Ich schreibe diesen Blog, während ich hier in Israel ein Leben baue, zusammen mit meiner israelischen Freundin, Verlobten, seit Oktober 12 mit meiner Frau, in diesem so fremden und faszinierenden Land. Israel ist voller liebenswürdiger, spannender Menschen – und voller extremistischer Spinner auch. Israel ist ein bescheuert ambitioniertes Projekt, wo mich immer wieder das Gefühl beschleicht: Wie lange kann das gut gehen? Israel ist ein Land mit radikalem Vorwärtsdrang und ein Land voller Widersprüche. Vielleicht schöpft Israel gerade aus diesen Widersprüchen die unglaublich hohe Energie, die hier alles antreibt. Im Guten wie im Bösen.

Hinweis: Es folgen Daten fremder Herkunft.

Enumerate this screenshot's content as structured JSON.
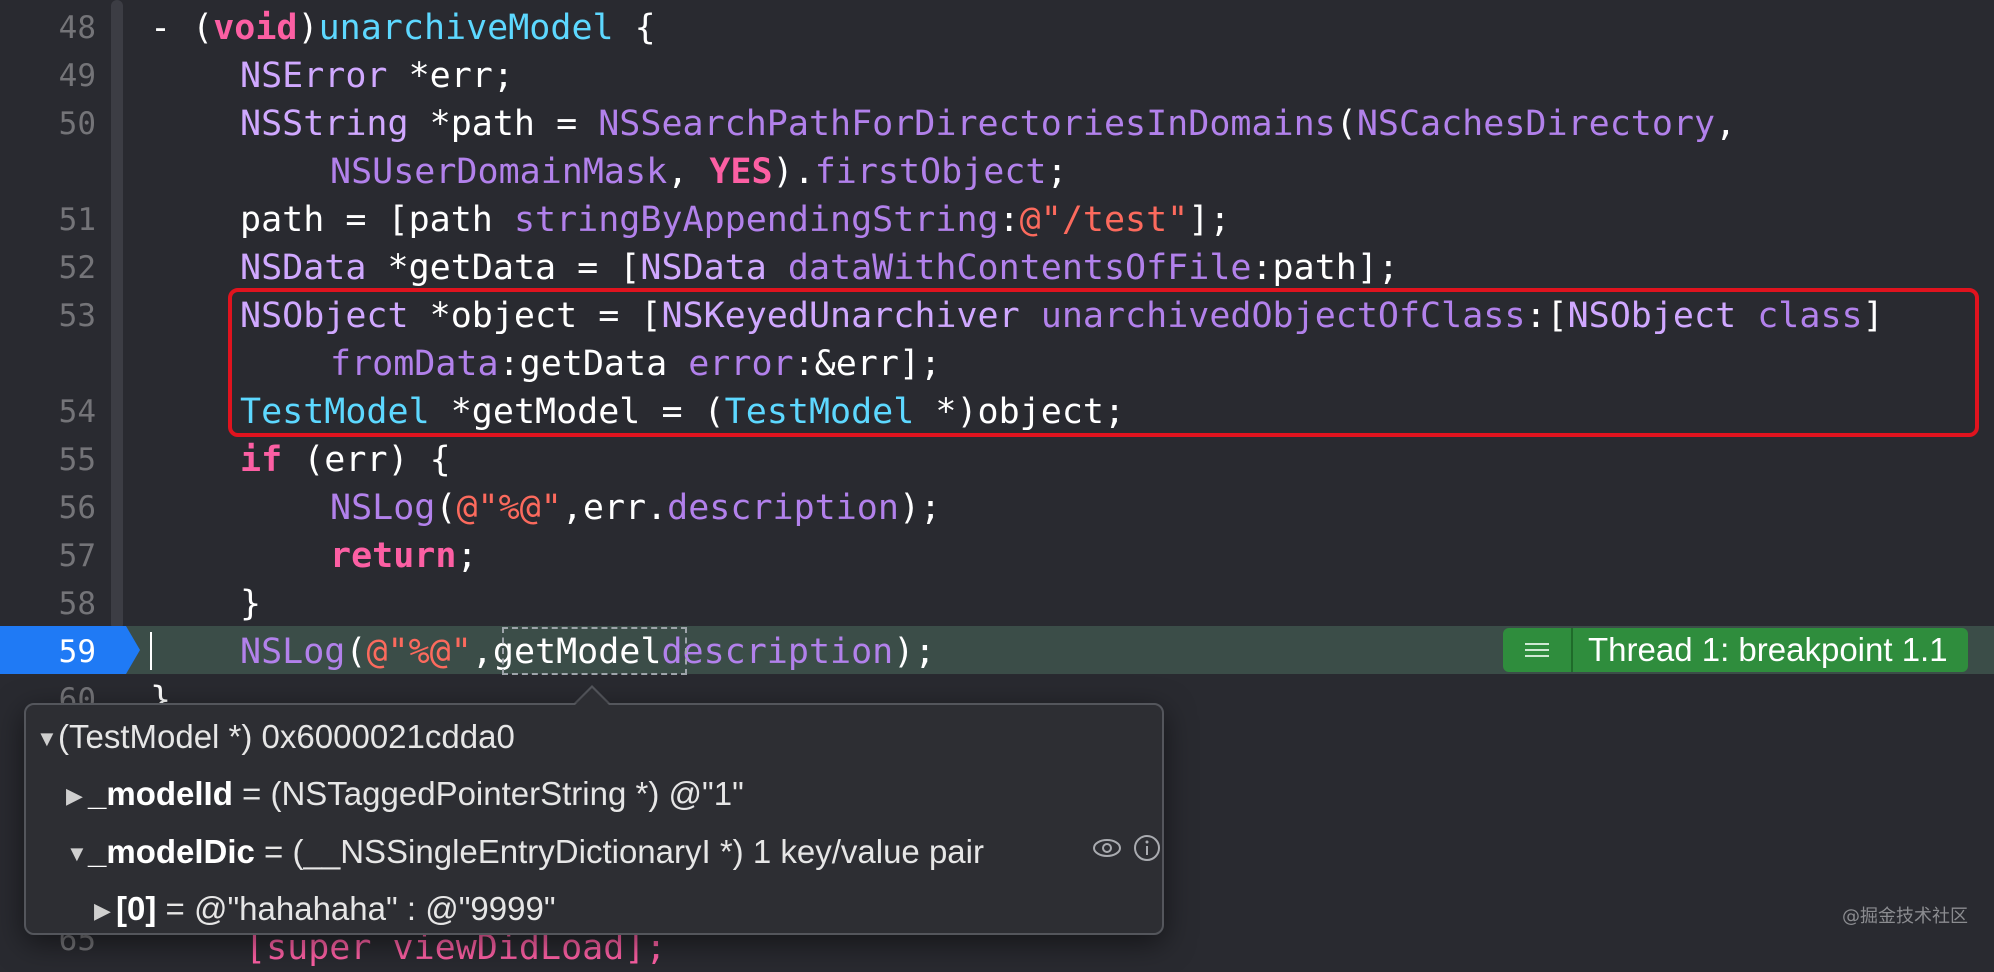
{
  "line_numbers": [
    "48",
    "49",
    "50",
    "51",
    "52",
    "53",
    "54",
    "55",
    "56",
    "57",
    "58",
    "59",
    "60",
    "65"
  ],
  "code_lines": {
    "l48": {
      "dash": "- (",
      "kw": "void",
      ")": ")",
      "name": "unarchiveModel",
      " brace": " {"
    },
    "l49": {
      "type": "NSError",
      "rest": " *err;"
    },
    "l50a": {
      "type": "NSString",
      "r1": " *path = ",
      "fn": "NSSearchPathForDirectoriesInDomains",
      "p": "(",
      "arg": "NSCachesDirectory",
      ",": ","
    },
    "l50b": {
      "arg": "NSUserDomainMask",
      ",": ", ",
      "kw": "YES",
      "r": ").",
      "prop": "firstObject",
      ";": ";"
    },
    "l51": {
      "r1": "path = [path ",
      "msg": "stringByAppendingString",
      ":": ":",
      "str": "@\"/test\"",
      "end": "];"
    },
    "l52": {
      "type": "NSData",
      "r1": " *getData = [",
      "type2": "NSData",
      " ": " ",
      "msg": "dataWithContentsOfFile",
      "end": ":path];"
    },
    "l53a": {
      "type": "NSObject",
      "r1": " *object = [",
      "type2": "NSKeyedUnarchiver",
      " ": " ",
      "msg": "unarchivedObjectOfClass",
      "r2": ":[",
      "type3": "NSObject",
      " 2": " ",
      "cls": "class",
      "end": "]"
    },
    "l53b": {
      "msg": "fromData",
      "r1": ":getData ",
      "msg2": "error",
      "end": ":&err];"
    },
    "l54": {
      "type": "TestModel",
      "r1": " *getModel = (",
      "type2": "TestModel",
      "end": " *)object;"
    },
    "l55": {
      "kw": "if",
      "end": " (err) {"
    },
    "l56": {
      "fn": "NSLog",
      "p": "(",
      "str": "@\"%@\"",
      "r1": ",err.",
      "prop": "description",
      "end": ");"
    },
    "l57": {
      "kw": "return",
      "end": ";"
    },
    "l58": {
      "end": "}"
    },
    "l59": {
      "fn": "NSLog",
      "p": "(",
      "str": "@\"%@\"",
      "r1": ",",
      "var": "getModel",
      ".": ".",
      "prop": "description",
      "end": ");"
    },
    "l60": {
      "end": "}"
    },
    "l65": {
      "text": "[super viewDidLoad];"
    }
  },
  "thread_badge": {
    "icon": "list-icon",
    "label": "Thread 1: breakpoint 1.1"
  },
  "popover": {
    "root": "(TestModel *) 0x6000021cdda0",
    "row1_name": "_modelId",
    "row1_value": " = (NSTaggedPointerString *) @\"1\"",
    "row2_name": "_modelDic",
    "row2_value": " = (__NSSingleEntryDictionaryI *) 1 key/value pair",
    "row3_name": "[0]",
    "row3_value": " = @\"hahahaha\" : @\"9999\""
  },
  "watermark": "@掘金技术社区",
  "colors": {
    "background": "#292a30",
    "highlight": "#3b4d48",
    "breakpoint": "#1f7af5",
    "badge": "#2f8d3d",
    "redbox": "#e0131e"
  }
}
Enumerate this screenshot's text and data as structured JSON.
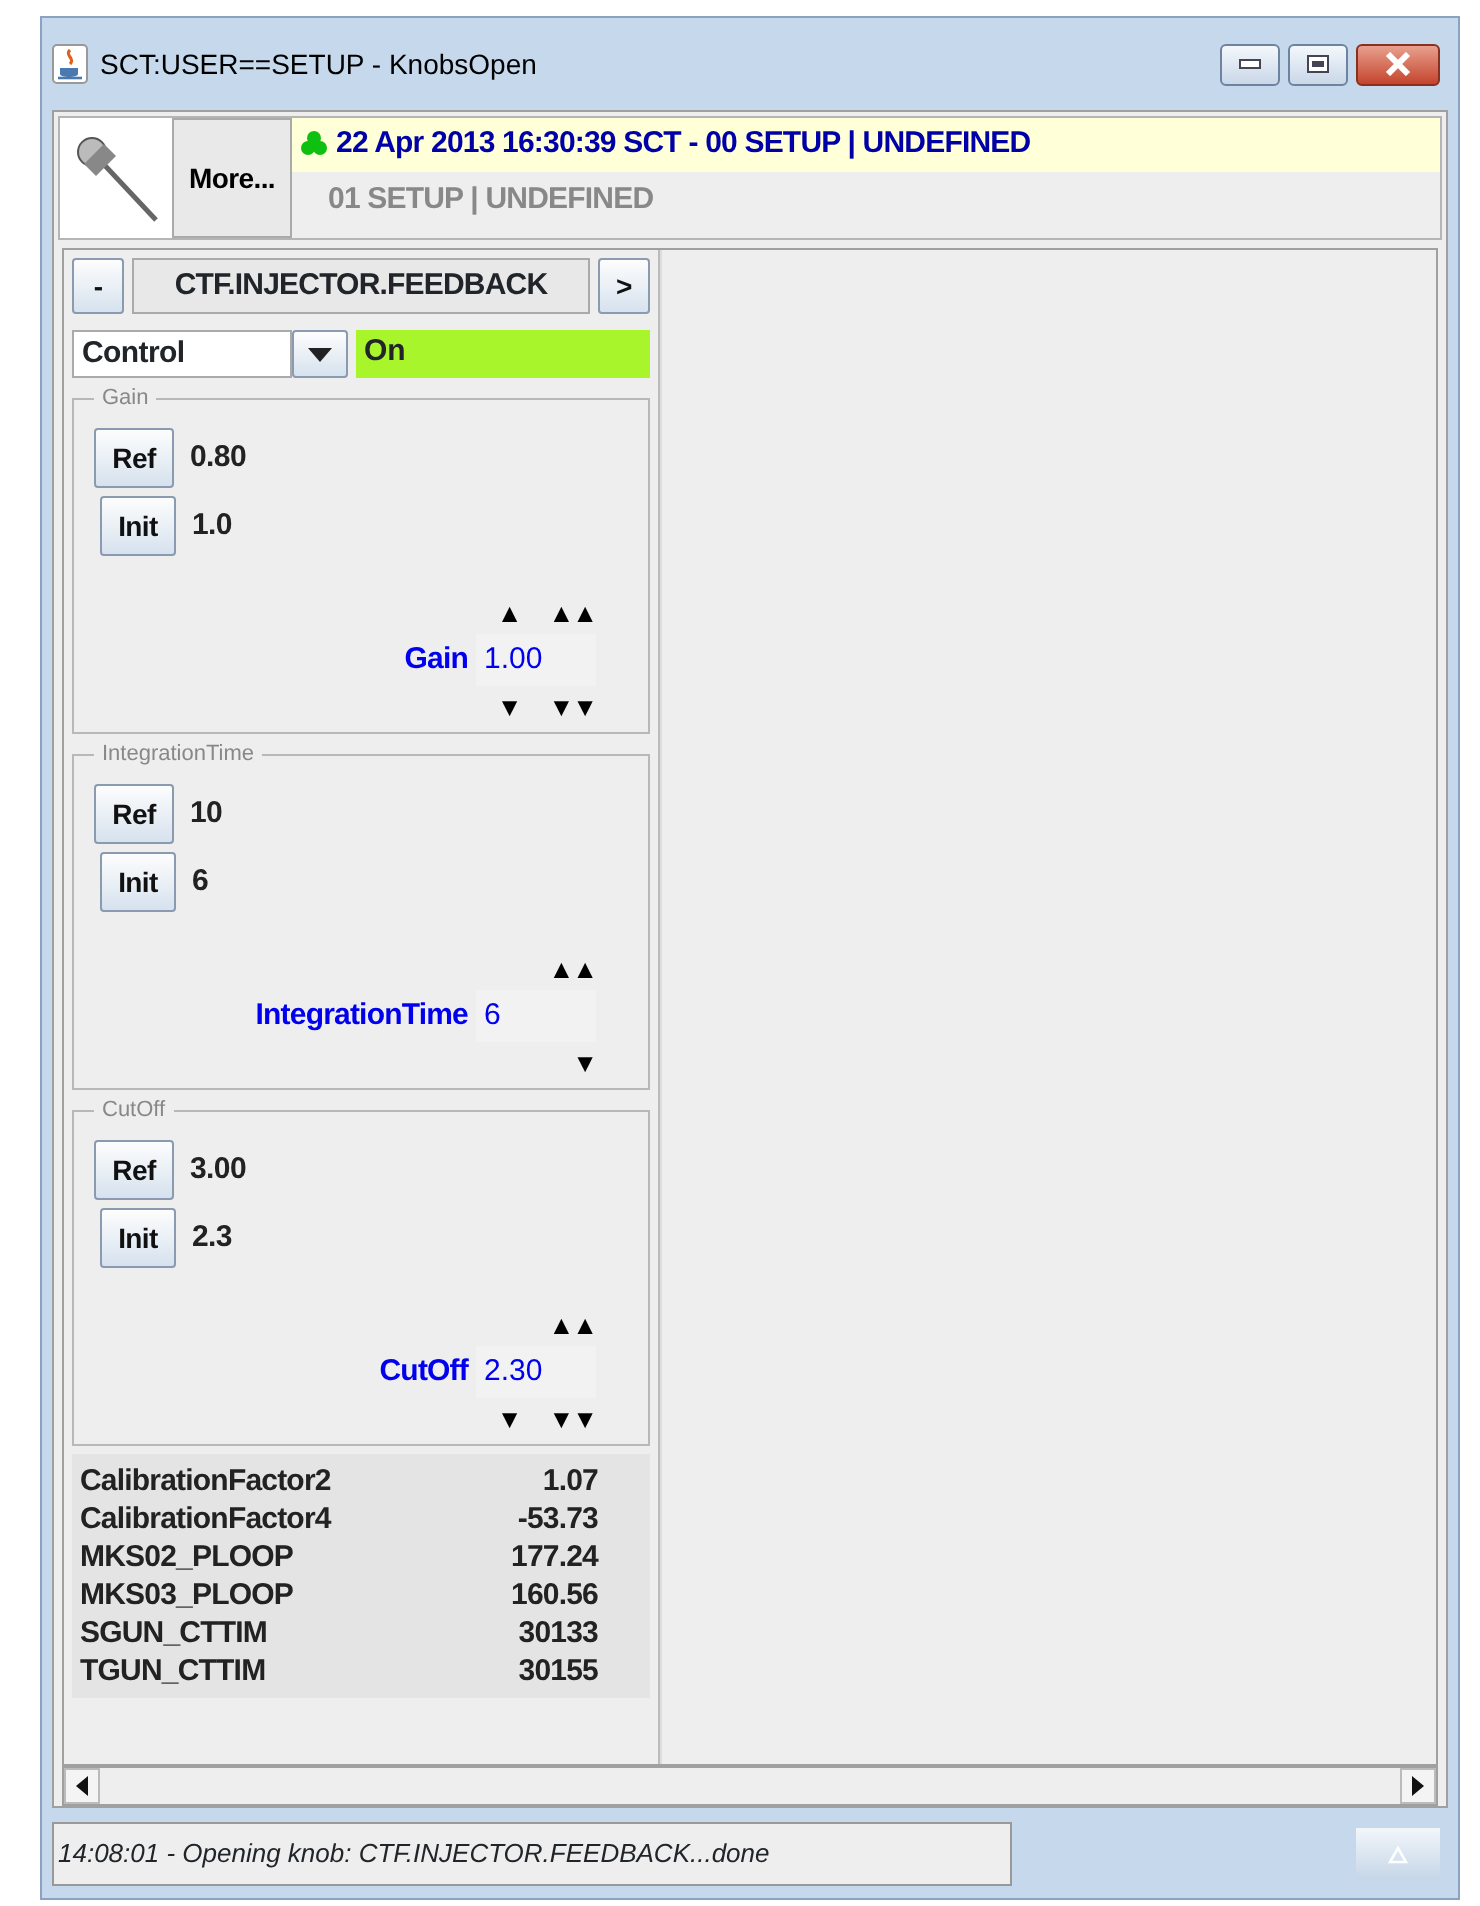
{
  "window": {
    "title": "SCT:USER==SETUP - KnobsOpen"
  },
  "header": {
    "more_button": "More...",
    "status_line": "22 Apr 2013  16:30:39  SCT - 00 SETUP | UNDEFINED",
    "sub_line": "01 SETUP | UNDEFINED"
  },
  "knob_panel": {
    "collapse_button": "-",
    "title": "CTF.INJECTOR.FEEDBACK",
    "next_button": ">",
    "mode": {
      "value": "Control",
      "state": "On",
      "active": true
    },
    "sections": [
      {
        "title": "Gain",
        "ref_button": "Ref",
        "ref_value": "0.80",
        "init_button": "Init",
        "init_value": "1.0",
        "label": "Gain",
        "value": "1.00",
        "up_arrows": [
          "▲",
          "▲▲"
        ],
        "down_arrows": [
          "▼",
          "▼▼"
        ]
      },
      {
        "title": "IntegrationTime",
        "ref_button": "Ref",
        "ref_value": "10",
        "init_button": "Init",
        "init_value": "6",
        "label": "IntegrationTime",
        "value": "6",
        "up_arrows": [
          "▲▲"
        ],
        "down_arrows": [
          "▼"
        ]
      },
      {
        "title": "CutOff",
        "ref_button": "Ref",
        "ref_value": "3.00",
        "init_button": "Init",
        "init_value": "2.3",
        "label": "CutOff",
        "value": "2.30",
        "up_arrows": [
          "▲▲"
        ],
        "down_arrows": [
          "▼",
          "▼▼"
        ]
      }
    ],
    "readings": [
      {
        "name": "CalibrationFactor2",
        "value": "1.07"
      },
      {
        "name": "CalibrationFactor4",
        "value": "-53.73"
      },
      {
        "name": "MKS02_PLOOP",
        "value": "177.24"
      },
      {
        "name": "MKS03_PLOOP",
        "value": "160.56"
      },
      {
        "name": "SGUN_CTTIM",
        "value": "30133"
      },
      {
        "name": "TGUN_CTTIM",
        "value": "30155"
      }
    ]
  },
  "status_bar": {
    "message": "14:08:01 - Opening knob: CTF.INJECTOR.FEEDBACK...done"
  }
}
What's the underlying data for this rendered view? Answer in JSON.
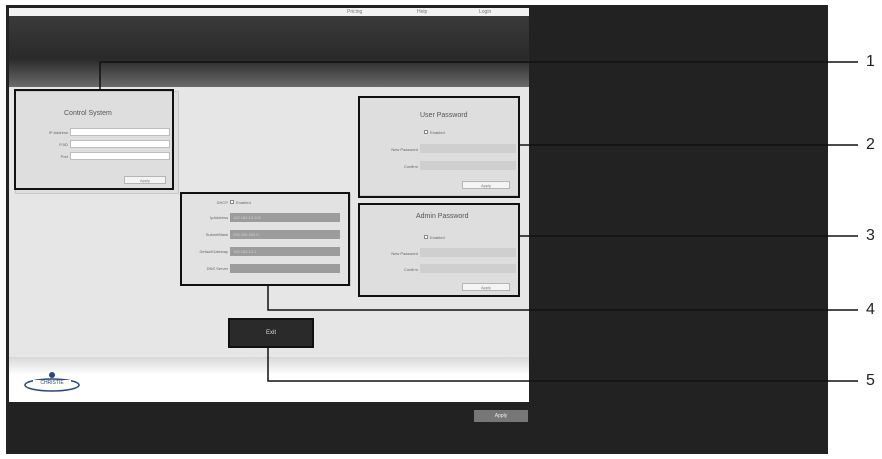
{
  "topbar": {
    "links": [
      "Pricing",
      "Help",
      "Login"
    ]
  },
  "control_system": {
    "title": "Control System",
    "fields": [
      {
        "label": "IP Address",
        "value": ""
      },
      {
        "label": "PJID",
        "value": ""
      },
      {
        "label": "Port",
        "value": ""
      }
    ],
    "button": "Apply"
  },
  "user_password": {
    "title": "User Password",
    "checkbox_label": "Enabled",
    "fields": [
      {
        "label": "New Password"
      },
      {
        "label": "Confirm"
      }
    ],
    "button": "Apply"
  },
  "admin_password": {
    "title": "Admin Password",
    "checkbox_label": "Enabled",
    "fields": [
      {
        "label": "New Password"
      },
      {
        "label": "Confirm"
      }
    ],
    "button": "Apply"
  },
  "network": {
    "dhcp_label": "DHCP",
    "dhcp_option": "Enabled",
    "fields": [
      {
        "label": "IpAddress",
        "value": "192.168.10.100"
      },
      {
        "label": "SubnetMask",
        "value": "255.255.255.0"
      },
      {
        "label": "DefaultGateway",
        "value": "192.168.10.1"
      },
      {
        "label": "DNS Server",
        "value": ""
      }
    ]
  },
  "save_button": "Exit",
  "footer": {
    "logo_text": "CHRISTIE",
    "copyright": ""
  },
  "bottom": {
    "link": "",
    "button": "Apply"
  },
  "callouts": [
    "1",
    "2",
    "3",
    "4",
    "5"
  ]
}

Ich liebe die Hitze, die Direktheit der Menschen, das Grossstadt-Gefühl. Hier im Norden Tel Avivs komme ich als Europäer klar, finde ich überall Vertrautes. Lesbare Schriftzüge und Logos an jeder Ecke, in Kaffees und auf der Strasse wird viel Englisch und Französisch gesprochen etc. Aber 15 Minuten mit dem Bus weg, in den Stadtteilen weiter im Süden und im Landesinneren, bin ich plötzlich tief in einer anderen Welt. (Einer Welt, die hier Downtown wohl genauso stattfindet, die ich aber übersehe weil ich mich an MIR vertrautem festhalte.) Da draussen fühle mich dann wirklich fremd und herausgefordert – und gleichzeitig sauwohl, weil ich genau das gesucht habe. Denn das ist, was mir an Zürich fehlt: ein Kosmos, ein Raum, dem man sich aussetzen kann, wo die Ewartungshaltung nicht mehr klar vorgegeben ist.
Ich habe bisher nur vom Auswandern geträumt. Es ist kein Zuckerschlecken, das Auswandern, soviel habe ich schon begriffen. Und dabei bin ich ja nicht mal ein echter armer Migrant, sondern nur ein verwöhnter globalisierter Schweizer. Aus Zürich nach Tel Aviv zu ziehen, das geht nicht immer gut. Ich habe im ersten Jahr schon zwei Schweizer wieder verabschiedet, die sich hier niederlassen wollten. Es ist der Umzug von der einen Welt, in der alles seinen Platz hat, in diese Stadt in einem Land, wo alle eine Vorstellung haben, wie alles sein könnte – wo aber noch gar nichts ist, wie es sein sollte. Ich freue mich auf alles was kommt.